Rabbimiz bizi tövbeye davet etmiştir:
“Hep birlikte Allah’a tövbe edin ey müminler, umulur ki felah bulursunuz” (Nur 24/31).
Demek ki tövbe, insanda meydana gelecek bir hali anlatıyor. Tövbeden sonra bu güzel hali kazanan kimseden tövbe güzelliğinin hiç gitmemesi gerekir. Bunun için de “tövbekar arkadaşlar” ile beraber olmak lazımdır. Günaha her daim giren ve günahıyla memnun bir hayat yaşayan kişilerden uzak kalmak gerekir. Aksi halde insanın tövbesi devamlı olmaz.

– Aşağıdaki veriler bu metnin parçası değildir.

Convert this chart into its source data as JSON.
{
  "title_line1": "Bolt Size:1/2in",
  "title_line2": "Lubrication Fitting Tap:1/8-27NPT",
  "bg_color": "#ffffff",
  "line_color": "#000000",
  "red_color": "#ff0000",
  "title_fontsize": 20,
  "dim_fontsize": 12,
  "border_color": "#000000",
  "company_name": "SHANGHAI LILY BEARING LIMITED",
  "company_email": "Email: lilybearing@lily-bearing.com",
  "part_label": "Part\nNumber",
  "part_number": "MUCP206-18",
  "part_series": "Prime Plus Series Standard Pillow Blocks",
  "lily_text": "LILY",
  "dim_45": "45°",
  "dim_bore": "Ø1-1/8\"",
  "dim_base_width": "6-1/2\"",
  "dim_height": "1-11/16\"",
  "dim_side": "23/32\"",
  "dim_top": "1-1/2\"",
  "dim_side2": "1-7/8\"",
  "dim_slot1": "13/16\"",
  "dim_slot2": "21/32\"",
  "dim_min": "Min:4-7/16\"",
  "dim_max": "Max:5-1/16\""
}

Bu hususta hassas olmayan arkadaşlar, tövbe etmiş bir kimsenin tövbesini bozdururlar eski haline döndürürler. Çünkü herkes düşüp kalktığı, görüşüp kaynaştığı kimselerin huylarını kapar ve kıyamet gününde onunla beraber diriltilir. İşte bunun için büyüklerimiz,

“İnsan tabiatı, sahibinin haberi dahi olmadan arkadaşlık ettiği kişinin huyunu alır” buyururlar.

(1) Tirmizî, Kıyamet, 49 (nr. 2498); Ahmed b. Hanbel, el-Müsned, nr. 4733.